Für Cincinnatis Quarterback Carson Palmer also ein schwerer Gegner. Allerdings kann er dabei auf namhafte Unterstützung bauen, zumindest was die sportliche Qualität anbetrifft. Mit Chad Ochocinco und Terrell Owens stehen zwei großartige Wide Receiver auf dem Platz, denen jedoch oft ihr eigenes Ego und ihre Allüren im Weg sind.

So muss Palmer neben seinen eigentlichen Aufgaben zudem darauf achten, dass er die Pässe an beide gleichmäßig verteilt, da sonst Streitereien vorprogrammiert sind.

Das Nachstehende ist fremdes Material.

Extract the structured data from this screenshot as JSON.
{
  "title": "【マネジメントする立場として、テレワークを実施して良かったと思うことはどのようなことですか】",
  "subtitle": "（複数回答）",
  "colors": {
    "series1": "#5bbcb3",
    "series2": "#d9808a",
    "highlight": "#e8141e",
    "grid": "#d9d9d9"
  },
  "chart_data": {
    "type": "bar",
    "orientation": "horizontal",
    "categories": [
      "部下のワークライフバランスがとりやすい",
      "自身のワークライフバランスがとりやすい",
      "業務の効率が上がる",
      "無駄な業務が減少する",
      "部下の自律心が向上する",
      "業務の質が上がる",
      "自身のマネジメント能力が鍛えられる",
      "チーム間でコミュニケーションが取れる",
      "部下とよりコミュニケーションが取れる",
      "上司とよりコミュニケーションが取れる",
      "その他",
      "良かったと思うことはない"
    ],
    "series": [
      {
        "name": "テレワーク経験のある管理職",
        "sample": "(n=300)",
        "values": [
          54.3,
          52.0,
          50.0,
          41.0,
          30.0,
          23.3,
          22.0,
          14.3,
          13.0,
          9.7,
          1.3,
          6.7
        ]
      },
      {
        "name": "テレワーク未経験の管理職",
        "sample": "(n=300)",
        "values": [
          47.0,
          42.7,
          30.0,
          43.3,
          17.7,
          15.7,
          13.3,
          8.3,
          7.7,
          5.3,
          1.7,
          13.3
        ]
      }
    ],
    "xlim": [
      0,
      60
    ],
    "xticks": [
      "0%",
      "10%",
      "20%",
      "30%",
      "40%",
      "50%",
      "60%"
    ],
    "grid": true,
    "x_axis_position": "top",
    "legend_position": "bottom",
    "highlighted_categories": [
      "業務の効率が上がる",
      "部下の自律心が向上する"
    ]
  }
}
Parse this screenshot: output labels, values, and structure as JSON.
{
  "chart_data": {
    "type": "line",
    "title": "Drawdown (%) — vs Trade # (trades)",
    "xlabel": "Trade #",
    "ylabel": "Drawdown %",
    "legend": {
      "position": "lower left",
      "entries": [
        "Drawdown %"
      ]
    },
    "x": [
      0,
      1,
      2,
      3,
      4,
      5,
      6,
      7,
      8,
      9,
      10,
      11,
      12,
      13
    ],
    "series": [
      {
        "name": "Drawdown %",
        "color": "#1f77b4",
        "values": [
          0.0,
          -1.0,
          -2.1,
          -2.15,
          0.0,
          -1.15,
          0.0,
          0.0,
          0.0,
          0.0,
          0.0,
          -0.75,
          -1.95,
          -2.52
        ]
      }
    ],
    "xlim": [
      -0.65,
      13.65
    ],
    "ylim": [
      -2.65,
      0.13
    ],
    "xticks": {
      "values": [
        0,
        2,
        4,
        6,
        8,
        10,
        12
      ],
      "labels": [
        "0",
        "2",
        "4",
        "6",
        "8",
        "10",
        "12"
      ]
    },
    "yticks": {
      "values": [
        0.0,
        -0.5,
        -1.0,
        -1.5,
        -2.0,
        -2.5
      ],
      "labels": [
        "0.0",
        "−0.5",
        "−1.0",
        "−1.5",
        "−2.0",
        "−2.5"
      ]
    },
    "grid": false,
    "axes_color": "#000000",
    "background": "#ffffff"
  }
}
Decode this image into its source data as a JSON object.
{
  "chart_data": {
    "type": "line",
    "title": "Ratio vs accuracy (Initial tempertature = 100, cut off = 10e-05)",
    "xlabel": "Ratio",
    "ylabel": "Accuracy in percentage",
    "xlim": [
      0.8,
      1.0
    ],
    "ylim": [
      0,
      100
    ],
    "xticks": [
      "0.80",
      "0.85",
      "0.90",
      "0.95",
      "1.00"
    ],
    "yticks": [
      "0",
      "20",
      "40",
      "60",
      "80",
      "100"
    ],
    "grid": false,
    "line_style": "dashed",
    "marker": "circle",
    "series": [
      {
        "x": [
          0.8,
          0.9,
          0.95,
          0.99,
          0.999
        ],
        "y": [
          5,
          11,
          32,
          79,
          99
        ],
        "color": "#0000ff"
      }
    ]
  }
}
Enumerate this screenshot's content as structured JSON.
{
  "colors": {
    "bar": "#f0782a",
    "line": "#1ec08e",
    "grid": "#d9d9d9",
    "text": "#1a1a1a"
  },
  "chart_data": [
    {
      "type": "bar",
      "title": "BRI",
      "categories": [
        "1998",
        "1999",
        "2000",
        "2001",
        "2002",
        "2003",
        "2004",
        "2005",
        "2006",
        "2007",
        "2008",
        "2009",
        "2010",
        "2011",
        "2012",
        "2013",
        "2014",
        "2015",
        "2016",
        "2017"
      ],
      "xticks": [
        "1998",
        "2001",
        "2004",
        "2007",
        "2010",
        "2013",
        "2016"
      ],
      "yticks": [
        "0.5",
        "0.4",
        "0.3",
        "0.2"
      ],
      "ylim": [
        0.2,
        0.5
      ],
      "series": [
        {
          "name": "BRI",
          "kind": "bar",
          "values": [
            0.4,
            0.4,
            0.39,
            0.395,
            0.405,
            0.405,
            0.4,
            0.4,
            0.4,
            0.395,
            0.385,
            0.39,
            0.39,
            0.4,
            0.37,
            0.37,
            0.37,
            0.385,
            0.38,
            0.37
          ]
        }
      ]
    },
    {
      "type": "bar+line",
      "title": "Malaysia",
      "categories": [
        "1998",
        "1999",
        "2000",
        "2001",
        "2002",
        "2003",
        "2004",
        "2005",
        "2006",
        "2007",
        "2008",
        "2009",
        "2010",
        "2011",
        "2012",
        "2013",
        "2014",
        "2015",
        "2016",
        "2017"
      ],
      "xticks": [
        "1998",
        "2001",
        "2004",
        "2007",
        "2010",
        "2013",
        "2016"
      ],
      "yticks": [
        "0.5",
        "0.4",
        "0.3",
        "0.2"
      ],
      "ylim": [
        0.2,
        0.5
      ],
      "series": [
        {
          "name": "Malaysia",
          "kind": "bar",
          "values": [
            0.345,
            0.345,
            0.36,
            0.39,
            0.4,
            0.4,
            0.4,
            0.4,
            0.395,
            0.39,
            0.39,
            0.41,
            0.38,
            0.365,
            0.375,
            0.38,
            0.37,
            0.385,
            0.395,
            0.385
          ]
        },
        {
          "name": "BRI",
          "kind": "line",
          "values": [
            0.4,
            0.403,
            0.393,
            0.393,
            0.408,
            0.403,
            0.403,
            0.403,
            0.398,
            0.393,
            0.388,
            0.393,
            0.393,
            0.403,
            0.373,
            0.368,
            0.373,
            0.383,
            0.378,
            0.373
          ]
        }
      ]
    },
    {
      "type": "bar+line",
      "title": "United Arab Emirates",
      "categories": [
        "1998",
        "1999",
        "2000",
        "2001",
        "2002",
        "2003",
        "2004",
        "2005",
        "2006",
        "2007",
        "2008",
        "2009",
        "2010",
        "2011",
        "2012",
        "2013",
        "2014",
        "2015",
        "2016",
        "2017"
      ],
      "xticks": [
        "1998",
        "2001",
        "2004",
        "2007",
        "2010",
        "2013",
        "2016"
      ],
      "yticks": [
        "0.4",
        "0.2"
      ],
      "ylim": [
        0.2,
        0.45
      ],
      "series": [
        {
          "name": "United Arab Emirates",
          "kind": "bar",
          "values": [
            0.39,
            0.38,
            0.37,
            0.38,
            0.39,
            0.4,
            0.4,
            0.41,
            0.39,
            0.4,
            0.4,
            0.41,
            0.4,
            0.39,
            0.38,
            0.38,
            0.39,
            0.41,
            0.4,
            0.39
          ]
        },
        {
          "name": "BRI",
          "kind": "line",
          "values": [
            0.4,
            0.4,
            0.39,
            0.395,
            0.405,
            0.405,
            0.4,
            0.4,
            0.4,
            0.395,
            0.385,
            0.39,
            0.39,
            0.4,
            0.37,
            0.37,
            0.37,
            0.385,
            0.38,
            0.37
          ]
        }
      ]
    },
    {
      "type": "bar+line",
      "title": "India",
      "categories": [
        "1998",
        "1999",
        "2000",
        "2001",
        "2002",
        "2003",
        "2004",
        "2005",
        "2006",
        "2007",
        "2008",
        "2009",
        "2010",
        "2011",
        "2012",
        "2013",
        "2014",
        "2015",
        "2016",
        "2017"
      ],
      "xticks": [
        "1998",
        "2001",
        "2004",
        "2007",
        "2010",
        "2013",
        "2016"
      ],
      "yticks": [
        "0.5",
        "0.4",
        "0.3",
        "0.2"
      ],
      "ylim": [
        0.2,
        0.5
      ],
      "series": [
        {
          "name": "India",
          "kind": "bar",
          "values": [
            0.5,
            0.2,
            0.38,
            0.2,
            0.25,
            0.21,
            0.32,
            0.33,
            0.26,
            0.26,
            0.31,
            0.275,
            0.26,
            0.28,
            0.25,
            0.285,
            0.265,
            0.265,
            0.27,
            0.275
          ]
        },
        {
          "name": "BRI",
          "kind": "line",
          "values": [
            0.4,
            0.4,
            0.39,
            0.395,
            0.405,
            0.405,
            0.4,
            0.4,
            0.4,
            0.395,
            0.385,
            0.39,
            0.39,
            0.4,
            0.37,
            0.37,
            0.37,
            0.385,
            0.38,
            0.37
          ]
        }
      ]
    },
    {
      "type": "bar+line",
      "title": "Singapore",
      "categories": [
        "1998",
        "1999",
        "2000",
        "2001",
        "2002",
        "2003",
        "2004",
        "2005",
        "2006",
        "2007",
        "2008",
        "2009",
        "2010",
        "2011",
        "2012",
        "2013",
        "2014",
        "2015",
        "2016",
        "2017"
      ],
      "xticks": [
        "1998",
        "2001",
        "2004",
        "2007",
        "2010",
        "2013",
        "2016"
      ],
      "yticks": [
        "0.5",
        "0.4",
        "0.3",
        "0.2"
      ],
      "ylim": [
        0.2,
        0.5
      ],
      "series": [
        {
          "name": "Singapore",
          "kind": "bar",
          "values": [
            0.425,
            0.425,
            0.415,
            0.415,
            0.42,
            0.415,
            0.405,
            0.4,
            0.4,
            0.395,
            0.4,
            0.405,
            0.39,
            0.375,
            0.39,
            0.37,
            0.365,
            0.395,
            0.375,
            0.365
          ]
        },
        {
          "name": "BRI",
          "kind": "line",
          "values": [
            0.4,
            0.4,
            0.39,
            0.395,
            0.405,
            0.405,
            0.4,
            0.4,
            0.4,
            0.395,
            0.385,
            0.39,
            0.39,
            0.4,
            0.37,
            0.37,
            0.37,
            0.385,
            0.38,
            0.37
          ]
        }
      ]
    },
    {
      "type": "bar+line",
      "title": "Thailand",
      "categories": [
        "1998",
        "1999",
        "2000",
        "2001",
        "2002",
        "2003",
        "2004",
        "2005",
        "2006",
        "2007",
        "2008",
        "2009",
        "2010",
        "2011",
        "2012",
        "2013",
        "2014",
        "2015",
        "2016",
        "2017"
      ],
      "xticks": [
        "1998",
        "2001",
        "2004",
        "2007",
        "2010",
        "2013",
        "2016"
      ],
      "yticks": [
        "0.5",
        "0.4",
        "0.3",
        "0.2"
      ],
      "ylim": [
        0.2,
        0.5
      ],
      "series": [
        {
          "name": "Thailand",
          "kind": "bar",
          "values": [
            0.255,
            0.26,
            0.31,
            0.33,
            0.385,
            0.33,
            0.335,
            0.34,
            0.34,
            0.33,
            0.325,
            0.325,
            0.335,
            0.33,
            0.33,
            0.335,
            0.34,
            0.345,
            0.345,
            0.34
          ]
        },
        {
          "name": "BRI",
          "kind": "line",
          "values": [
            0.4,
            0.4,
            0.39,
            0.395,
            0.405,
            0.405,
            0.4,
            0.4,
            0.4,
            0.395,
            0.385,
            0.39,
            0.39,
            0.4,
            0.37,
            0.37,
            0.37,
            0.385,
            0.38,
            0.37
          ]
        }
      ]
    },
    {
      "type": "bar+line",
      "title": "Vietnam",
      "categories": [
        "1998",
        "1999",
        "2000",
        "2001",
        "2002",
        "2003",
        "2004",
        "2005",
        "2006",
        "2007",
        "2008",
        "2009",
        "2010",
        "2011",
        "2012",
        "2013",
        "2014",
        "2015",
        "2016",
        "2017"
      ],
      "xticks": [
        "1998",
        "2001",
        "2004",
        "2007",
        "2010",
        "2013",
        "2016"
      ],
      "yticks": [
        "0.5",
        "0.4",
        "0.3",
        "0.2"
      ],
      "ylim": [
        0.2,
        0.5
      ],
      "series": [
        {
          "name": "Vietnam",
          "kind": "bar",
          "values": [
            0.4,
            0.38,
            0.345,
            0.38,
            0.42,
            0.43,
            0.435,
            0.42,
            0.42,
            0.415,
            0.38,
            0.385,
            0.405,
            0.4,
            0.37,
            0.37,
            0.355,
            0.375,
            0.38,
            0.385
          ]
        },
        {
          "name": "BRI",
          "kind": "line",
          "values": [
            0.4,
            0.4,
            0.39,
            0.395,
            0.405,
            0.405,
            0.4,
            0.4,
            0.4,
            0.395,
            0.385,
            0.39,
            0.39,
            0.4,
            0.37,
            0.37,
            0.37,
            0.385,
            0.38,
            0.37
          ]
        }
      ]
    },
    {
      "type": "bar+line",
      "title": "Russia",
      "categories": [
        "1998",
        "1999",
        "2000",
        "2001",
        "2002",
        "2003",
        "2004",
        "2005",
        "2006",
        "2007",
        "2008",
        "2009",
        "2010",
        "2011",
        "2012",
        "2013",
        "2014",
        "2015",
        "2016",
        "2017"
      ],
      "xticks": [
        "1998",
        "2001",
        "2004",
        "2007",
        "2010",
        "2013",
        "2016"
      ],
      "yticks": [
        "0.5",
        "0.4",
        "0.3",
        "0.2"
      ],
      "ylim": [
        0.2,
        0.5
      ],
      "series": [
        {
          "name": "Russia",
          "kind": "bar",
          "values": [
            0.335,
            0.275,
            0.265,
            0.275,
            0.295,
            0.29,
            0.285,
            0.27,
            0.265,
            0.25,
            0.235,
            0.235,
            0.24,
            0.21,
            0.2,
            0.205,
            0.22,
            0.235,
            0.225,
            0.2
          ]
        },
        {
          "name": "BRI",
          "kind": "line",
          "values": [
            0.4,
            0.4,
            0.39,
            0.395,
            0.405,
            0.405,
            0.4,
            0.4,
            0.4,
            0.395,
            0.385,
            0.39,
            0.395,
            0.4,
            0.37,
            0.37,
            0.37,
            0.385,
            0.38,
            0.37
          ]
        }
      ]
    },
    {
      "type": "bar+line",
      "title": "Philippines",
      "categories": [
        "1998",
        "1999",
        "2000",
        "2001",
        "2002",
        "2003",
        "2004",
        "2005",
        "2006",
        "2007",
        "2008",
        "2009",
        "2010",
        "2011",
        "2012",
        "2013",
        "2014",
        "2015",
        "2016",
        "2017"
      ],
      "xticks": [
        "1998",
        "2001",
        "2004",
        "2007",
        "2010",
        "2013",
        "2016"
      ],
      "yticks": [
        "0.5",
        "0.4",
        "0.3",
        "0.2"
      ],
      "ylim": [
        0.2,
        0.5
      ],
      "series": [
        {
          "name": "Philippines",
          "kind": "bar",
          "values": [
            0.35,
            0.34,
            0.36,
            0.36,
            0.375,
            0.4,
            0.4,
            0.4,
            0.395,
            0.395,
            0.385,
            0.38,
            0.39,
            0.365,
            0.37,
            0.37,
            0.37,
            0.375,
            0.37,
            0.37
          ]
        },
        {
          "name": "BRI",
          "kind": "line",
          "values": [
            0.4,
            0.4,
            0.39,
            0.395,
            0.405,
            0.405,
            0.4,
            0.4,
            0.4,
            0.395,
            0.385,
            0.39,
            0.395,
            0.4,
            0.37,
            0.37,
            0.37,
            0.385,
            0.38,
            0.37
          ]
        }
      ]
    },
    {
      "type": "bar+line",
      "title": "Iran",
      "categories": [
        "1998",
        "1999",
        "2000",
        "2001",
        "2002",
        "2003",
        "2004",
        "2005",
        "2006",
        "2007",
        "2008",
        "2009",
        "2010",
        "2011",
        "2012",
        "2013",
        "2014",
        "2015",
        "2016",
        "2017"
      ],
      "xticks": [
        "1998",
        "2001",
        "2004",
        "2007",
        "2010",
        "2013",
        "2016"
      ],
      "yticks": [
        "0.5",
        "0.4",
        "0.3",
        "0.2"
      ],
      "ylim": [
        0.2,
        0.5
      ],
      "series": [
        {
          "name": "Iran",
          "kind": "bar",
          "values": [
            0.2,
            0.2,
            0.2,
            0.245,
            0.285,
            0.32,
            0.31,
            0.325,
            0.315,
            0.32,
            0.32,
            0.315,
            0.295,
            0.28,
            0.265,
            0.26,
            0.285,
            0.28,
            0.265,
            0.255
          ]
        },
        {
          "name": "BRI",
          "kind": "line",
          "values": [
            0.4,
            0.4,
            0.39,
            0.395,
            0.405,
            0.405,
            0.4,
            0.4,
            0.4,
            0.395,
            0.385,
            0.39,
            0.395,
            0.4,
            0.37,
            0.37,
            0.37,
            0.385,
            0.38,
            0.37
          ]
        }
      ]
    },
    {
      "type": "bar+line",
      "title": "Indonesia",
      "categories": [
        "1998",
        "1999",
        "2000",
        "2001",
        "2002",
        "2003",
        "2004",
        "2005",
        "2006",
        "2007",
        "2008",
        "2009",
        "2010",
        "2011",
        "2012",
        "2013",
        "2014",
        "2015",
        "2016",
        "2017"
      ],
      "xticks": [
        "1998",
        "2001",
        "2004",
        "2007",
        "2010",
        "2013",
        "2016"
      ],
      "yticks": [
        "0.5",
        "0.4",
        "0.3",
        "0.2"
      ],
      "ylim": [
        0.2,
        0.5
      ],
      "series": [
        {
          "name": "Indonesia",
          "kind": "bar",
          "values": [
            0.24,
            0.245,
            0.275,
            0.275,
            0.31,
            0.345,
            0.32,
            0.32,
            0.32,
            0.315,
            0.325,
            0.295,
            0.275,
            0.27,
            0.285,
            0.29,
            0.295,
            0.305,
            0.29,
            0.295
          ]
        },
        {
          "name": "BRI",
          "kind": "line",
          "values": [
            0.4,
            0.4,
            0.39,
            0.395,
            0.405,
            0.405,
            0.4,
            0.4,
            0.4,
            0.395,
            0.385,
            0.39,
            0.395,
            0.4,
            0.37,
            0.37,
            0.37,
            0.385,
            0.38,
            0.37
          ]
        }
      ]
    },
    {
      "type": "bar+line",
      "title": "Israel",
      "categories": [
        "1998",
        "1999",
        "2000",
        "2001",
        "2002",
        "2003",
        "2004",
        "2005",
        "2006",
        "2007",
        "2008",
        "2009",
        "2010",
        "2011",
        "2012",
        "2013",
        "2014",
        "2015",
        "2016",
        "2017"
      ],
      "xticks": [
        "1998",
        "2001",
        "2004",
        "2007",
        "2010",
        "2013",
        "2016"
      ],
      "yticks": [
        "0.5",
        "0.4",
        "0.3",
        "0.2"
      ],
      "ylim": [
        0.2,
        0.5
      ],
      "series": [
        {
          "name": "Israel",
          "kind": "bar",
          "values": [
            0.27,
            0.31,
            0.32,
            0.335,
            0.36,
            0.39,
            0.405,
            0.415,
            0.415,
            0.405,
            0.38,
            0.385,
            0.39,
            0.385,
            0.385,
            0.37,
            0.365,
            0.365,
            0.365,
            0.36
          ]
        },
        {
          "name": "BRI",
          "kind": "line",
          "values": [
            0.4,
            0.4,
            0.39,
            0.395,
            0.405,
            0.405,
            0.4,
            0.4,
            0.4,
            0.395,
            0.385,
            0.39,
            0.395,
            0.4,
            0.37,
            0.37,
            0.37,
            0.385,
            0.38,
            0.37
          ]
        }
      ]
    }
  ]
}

Washington Redskins - Houston Texans

Beide Teams sind mit einem Sieg in die Saison gestartet, beide haben dabei einen Titelfavoriten geschlagen. Während die Houston Texans die Colts in Person von Arian Foster in Grund und Boden rannten, bezwangen die Redskins die Dallas Cowboys, ohne dabei einen Touchdown aus der Offensive heraus erzielt zu haben.

Das lag vor allem am noch etwas eingerosteten Quarterback Donovan McNabb: "Es gibt ein neues System, neues Personal, neue Coaches und ein komplett anderes Konzept", sagt der vor der Saison zu den Redskins gewechselte Ex-Eagle. Washingtons Hoffnung liegt darin, dass McNabb keine allzu lange Eingewöhnungszeit benötigt und bald wieder in Topform ist.

Vor der Saison galt der Laufangriff der Texans als nicht existent. Doch mit seinen 231 Yards stellte Running Back Foster einen Club-Rekord auf. Dabei liegt die Stärke der Texans vielmehr im Passspiel. Mit Quarterback Matt Schaub führt ein guter Werfer die Offensive um Star Wide Receiver Andre Johnson an.

Es wird wohl auf die Offensiv Leistung der Redskins ankommen, ob sie dieses Spiel offen gestalten können.